Of the top 100 business schools, less than 1% talk about mobile, digital and emerging technology in courses, he claimed, which means the next generation of marketers and business leaders are not going to be able to compete with a generation of businesses that emerge from start-ups.
It means corporate organisations need to build platforms to learn from start ups and drive “systematic change” to be prepared for the future.
“What is that magical thing that exists within start-ups that doesn't exist within corporates? Coders are the next rockstars. We're entering an economy were we can create greater value by breaking things. [Corporates] have to hack and break ourselves to be better and create a different future for start ups and different future for ourselves.”
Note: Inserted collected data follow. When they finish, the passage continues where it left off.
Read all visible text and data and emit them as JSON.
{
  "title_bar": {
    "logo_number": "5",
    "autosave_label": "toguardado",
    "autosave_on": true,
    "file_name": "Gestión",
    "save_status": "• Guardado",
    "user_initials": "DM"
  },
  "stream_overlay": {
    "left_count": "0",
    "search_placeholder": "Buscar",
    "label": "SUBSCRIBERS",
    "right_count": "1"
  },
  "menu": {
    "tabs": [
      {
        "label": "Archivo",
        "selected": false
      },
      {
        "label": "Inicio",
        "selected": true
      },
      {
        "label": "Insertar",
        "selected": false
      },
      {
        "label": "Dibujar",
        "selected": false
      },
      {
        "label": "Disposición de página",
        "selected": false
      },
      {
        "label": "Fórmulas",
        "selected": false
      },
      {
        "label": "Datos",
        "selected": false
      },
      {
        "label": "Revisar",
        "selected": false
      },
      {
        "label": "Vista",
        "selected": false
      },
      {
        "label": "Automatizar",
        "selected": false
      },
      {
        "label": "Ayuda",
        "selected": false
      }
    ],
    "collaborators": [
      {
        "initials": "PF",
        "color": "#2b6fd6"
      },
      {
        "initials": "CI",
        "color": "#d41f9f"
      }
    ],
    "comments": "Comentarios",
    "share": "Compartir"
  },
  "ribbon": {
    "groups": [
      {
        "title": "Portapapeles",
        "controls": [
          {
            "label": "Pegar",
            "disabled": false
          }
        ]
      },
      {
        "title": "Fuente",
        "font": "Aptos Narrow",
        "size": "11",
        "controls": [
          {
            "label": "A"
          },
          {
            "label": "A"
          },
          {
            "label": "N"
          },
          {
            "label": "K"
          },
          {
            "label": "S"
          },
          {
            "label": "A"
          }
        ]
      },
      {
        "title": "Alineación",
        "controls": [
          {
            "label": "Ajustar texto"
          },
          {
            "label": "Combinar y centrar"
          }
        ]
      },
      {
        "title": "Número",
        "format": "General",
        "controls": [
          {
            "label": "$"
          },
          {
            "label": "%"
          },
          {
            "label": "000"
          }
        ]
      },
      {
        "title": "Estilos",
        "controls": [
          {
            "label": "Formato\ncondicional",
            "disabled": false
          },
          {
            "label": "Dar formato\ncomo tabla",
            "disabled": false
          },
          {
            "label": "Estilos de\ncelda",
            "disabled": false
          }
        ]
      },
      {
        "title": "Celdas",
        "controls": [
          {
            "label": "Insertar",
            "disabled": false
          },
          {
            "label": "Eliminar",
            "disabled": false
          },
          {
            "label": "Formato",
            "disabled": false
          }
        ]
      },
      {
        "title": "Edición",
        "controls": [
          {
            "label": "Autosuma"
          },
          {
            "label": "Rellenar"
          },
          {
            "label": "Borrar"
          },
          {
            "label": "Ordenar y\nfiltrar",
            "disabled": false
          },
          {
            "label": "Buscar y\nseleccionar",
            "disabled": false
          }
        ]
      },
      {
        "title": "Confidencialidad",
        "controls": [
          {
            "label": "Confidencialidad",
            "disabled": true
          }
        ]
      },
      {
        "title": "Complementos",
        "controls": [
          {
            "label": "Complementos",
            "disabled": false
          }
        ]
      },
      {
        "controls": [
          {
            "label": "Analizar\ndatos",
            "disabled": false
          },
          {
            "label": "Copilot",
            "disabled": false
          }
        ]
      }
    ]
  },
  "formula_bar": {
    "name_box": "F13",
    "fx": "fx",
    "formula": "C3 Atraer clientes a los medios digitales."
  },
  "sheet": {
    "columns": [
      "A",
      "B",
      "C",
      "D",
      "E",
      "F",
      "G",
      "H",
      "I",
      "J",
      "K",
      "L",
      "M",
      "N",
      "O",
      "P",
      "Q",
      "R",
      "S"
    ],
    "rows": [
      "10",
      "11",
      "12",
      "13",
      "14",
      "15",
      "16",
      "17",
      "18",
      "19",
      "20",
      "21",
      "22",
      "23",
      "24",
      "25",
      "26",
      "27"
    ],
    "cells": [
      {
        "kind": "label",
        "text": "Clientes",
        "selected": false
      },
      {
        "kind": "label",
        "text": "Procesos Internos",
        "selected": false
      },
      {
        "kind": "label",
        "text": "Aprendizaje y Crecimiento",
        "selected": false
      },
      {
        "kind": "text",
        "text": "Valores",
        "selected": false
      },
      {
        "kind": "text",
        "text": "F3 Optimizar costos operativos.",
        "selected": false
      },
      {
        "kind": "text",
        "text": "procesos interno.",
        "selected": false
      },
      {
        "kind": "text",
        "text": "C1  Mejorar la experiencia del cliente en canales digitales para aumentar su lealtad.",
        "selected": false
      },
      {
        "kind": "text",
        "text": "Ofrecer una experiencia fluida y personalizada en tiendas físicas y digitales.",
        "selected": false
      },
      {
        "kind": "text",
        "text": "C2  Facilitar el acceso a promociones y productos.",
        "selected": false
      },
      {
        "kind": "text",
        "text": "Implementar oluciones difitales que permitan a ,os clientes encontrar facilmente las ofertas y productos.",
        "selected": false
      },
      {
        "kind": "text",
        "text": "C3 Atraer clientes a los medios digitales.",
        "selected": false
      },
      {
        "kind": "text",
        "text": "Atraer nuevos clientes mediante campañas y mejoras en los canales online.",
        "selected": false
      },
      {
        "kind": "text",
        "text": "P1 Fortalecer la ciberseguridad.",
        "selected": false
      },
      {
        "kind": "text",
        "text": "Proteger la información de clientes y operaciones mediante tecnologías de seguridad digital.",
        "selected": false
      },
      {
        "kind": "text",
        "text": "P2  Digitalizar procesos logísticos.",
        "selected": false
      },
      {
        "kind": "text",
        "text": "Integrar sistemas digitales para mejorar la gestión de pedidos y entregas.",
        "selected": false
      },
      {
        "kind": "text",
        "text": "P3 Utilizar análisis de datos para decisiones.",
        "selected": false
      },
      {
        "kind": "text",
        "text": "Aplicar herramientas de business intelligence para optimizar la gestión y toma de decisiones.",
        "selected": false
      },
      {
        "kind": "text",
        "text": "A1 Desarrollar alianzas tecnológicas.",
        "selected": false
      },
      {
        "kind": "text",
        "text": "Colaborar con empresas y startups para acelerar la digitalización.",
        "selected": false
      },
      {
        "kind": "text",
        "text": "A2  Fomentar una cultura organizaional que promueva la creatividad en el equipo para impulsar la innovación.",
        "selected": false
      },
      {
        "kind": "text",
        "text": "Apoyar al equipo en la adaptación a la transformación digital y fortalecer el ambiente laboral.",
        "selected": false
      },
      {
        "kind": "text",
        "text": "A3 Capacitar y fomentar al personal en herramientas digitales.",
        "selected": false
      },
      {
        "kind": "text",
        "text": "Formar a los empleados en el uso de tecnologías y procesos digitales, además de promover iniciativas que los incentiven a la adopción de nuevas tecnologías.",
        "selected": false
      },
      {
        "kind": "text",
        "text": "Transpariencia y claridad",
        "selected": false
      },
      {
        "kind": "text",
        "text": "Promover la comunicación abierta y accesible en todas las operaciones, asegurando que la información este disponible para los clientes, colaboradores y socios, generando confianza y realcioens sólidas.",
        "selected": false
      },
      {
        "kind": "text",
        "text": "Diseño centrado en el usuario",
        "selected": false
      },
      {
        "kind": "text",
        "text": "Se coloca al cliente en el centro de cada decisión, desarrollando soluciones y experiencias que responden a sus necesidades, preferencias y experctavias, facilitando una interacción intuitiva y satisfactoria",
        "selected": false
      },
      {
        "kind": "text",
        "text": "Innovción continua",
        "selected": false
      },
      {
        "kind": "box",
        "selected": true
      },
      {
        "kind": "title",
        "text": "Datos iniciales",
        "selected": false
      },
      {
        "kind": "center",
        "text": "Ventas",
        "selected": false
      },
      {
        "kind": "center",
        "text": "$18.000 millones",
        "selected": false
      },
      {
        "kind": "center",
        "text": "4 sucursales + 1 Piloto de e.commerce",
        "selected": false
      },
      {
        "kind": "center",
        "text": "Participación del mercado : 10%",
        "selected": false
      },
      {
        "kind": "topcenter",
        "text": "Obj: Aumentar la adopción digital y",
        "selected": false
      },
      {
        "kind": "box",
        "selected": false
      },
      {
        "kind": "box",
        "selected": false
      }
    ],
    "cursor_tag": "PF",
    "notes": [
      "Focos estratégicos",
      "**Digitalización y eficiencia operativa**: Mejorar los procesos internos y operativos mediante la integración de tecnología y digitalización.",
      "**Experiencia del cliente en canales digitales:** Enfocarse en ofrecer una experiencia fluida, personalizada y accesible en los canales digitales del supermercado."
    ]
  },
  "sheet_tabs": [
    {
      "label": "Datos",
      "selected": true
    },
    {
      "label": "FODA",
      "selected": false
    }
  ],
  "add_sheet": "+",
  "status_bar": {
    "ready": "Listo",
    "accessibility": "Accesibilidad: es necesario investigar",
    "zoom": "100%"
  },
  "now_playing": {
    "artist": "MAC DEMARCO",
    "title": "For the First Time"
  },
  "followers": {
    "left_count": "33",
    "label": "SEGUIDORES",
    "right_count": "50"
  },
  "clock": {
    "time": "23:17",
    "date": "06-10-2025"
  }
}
He also said that the approach corporates usually take, i.e. death by a thousand cost cuts and squeezing budgets, doesn't drive change. It would be better he said for organisations to “hack” budgets and force more drastic innovation because cost cutting “breeds incrementalism” not transformational change.
Bough was speaking on a panel alongside Pollenizer CEO and founder Phil Morle, Joseph Jaffe, co-founder and CEO of Evol8tion and Australian start up founder Bosco Tan at an event hosted by Hub Sydney.